4 – Sur l’article 700 du code de procédure civile et les dépens :
Les frais de signification de la contrainte ainsi que tous les actes de procédure nécessaires à son exécution sont à la charge de M. [B] en application des dispositions de l’article R. 725-10 du code rural et de la pêche maritime.
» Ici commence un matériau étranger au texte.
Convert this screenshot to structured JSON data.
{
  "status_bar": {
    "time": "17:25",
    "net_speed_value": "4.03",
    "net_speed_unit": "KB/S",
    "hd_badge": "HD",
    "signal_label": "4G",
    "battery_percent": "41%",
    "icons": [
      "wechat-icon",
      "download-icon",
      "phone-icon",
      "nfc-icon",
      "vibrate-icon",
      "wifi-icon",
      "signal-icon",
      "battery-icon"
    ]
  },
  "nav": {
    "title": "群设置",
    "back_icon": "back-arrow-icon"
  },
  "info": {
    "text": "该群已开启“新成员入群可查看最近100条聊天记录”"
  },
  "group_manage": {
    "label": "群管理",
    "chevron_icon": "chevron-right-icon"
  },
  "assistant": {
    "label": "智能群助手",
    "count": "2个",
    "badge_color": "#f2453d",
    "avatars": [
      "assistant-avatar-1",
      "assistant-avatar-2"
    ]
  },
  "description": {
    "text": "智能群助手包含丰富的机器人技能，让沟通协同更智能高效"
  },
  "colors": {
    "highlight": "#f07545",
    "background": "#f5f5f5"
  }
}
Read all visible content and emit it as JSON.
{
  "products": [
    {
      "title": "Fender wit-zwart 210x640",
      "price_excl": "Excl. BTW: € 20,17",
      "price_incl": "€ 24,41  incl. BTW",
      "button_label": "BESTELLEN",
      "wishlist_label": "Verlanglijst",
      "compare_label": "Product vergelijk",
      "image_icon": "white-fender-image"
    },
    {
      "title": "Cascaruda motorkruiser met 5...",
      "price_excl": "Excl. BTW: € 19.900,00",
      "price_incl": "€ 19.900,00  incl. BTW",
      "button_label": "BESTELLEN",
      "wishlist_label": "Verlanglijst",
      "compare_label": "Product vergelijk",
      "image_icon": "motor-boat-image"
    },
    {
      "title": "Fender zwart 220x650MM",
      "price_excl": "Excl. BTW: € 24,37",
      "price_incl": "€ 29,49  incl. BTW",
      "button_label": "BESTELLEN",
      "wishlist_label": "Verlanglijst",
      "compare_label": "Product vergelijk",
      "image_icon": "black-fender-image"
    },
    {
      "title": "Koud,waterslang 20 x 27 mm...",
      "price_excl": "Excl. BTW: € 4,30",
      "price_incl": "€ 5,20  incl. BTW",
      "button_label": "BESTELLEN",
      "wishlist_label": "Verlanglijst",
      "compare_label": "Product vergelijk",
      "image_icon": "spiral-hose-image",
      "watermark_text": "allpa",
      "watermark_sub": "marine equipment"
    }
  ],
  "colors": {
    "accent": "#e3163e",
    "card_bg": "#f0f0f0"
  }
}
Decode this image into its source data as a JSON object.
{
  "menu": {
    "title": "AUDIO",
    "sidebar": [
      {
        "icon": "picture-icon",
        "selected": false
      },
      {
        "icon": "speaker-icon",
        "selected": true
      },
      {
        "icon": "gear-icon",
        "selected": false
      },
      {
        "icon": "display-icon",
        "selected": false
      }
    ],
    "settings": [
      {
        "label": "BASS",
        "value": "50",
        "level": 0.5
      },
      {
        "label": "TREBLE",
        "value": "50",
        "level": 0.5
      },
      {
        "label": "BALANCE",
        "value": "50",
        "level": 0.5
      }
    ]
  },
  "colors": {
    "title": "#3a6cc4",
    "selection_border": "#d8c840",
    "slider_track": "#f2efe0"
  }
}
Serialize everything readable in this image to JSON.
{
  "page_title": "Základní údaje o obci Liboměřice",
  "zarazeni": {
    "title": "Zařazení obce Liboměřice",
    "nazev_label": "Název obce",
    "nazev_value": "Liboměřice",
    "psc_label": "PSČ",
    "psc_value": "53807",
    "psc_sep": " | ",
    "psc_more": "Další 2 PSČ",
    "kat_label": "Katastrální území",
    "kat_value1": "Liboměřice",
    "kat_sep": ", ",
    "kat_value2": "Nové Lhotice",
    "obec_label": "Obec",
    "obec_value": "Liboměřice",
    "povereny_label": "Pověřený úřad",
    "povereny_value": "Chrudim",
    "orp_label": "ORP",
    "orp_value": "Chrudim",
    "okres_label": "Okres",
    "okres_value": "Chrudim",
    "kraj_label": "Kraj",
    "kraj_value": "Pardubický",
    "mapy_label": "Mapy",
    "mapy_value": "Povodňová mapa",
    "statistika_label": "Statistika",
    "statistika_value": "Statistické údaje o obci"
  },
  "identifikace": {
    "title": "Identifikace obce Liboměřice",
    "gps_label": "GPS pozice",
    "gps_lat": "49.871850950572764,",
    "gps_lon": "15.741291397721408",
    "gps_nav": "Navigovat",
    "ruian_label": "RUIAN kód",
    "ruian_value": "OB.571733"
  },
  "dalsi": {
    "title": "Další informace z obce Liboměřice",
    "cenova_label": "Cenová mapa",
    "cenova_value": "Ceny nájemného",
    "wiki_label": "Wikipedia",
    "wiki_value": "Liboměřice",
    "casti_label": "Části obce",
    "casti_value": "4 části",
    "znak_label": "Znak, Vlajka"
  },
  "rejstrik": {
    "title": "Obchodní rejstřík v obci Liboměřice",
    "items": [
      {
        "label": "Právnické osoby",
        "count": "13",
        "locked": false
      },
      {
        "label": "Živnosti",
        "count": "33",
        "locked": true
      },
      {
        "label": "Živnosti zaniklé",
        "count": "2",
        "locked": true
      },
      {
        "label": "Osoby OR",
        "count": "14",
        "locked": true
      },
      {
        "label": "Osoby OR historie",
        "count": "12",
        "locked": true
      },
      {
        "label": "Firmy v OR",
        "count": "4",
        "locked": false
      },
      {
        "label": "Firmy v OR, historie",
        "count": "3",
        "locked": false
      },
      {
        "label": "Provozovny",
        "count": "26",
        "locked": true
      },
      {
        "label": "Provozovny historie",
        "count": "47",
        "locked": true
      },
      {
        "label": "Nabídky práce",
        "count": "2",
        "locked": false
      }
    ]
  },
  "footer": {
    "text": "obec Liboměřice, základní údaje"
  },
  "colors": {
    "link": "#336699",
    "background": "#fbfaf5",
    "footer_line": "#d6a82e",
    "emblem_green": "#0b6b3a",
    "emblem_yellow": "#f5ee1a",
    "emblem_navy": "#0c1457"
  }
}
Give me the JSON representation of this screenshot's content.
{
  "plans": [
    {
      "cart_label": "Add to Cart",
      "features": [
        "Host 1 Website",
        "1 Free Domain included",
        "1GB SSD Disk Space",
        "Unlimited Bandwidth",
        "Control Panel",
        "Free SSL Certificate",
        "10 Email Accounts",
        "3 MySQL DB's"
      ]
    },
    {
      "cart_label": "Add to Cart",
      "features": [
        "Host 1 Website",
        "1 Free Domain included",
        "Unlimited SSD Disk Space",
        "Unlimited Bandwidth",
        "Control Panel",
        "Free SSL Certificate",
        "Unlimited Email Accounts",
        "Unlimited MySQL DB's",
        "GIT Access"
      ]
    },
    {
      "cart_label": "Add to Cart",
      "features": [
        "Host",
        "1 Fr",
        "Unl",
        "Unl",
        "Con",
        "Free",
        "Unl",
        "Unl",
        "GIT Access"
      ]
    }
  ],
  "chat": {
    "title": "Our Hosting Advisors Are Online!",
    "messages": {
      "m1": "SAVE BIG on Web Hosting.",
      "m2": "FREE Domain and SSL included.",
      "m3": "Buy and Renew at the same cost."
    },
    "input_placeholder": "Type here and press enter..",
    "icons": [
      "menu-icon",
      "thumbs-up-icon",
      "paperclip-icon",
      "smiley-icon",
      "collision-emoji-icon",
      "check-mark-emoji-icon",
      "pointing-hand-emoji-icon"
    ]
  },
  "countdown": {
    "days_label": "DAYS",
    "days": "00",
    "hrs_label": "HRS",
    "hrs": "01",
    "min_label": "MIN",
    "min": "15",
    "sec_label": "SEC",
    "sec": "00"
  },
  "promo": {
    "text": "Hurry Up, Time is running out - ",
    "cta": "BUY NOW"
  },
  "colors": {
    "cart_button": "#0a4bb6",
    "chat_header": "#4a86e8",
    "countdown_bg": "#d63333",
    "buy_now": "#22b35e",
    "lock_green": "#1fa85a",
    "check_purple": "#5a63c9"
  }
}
Les dépens d’appel seront laissés à la charge de M. [B] qui succombe et qui de ce fait ne peut prétendre à l’application des dispositions l’article 700 du code de procédure civile.
PAR CES MOTIFS :
La COUR, statuant publiquement par arrêt contradictoire mis à disposition au greffe,
INFIRME partiellement la décision déférée en ce qu’elle a annulé en son entier la contrainte CT19018 émise le 29 novembre 2019, signifiée le 9 janvier 2020, à M. [U] [B] ;
Statuant à nouveau du seul chef infirmé,
VALIDE partiellement la contrainte émise à l’encontre de M. [U] [B] le 29 novembre 2019 signifiée le 9 janvier 2020 pour un montant ramené à 9 352,74 euros ;
CONDAMNE M. [U] [B] à payer la somme de 9 352,74 euros à la [6] ;
DIT que M. [U] [B] reste redevable des majorations de retard complémentaires continuant à courir jusqu’au complet paiement des cotisations ;
CONDAMNE M. [U] [B] à payer à [6] les frais de signification de la contrainte CT 19018 du 29 novembre 2019 soit 203,34 euros ;
DIT que la présente condamnation à paiement se substitue à l’exécution de la contrainte ;
REJETTE la demande de M. [U] [B] au titre de l’article 700 du code de procédure civile ;
CONDAMNE M. [U] [B] aux dépens d’appel.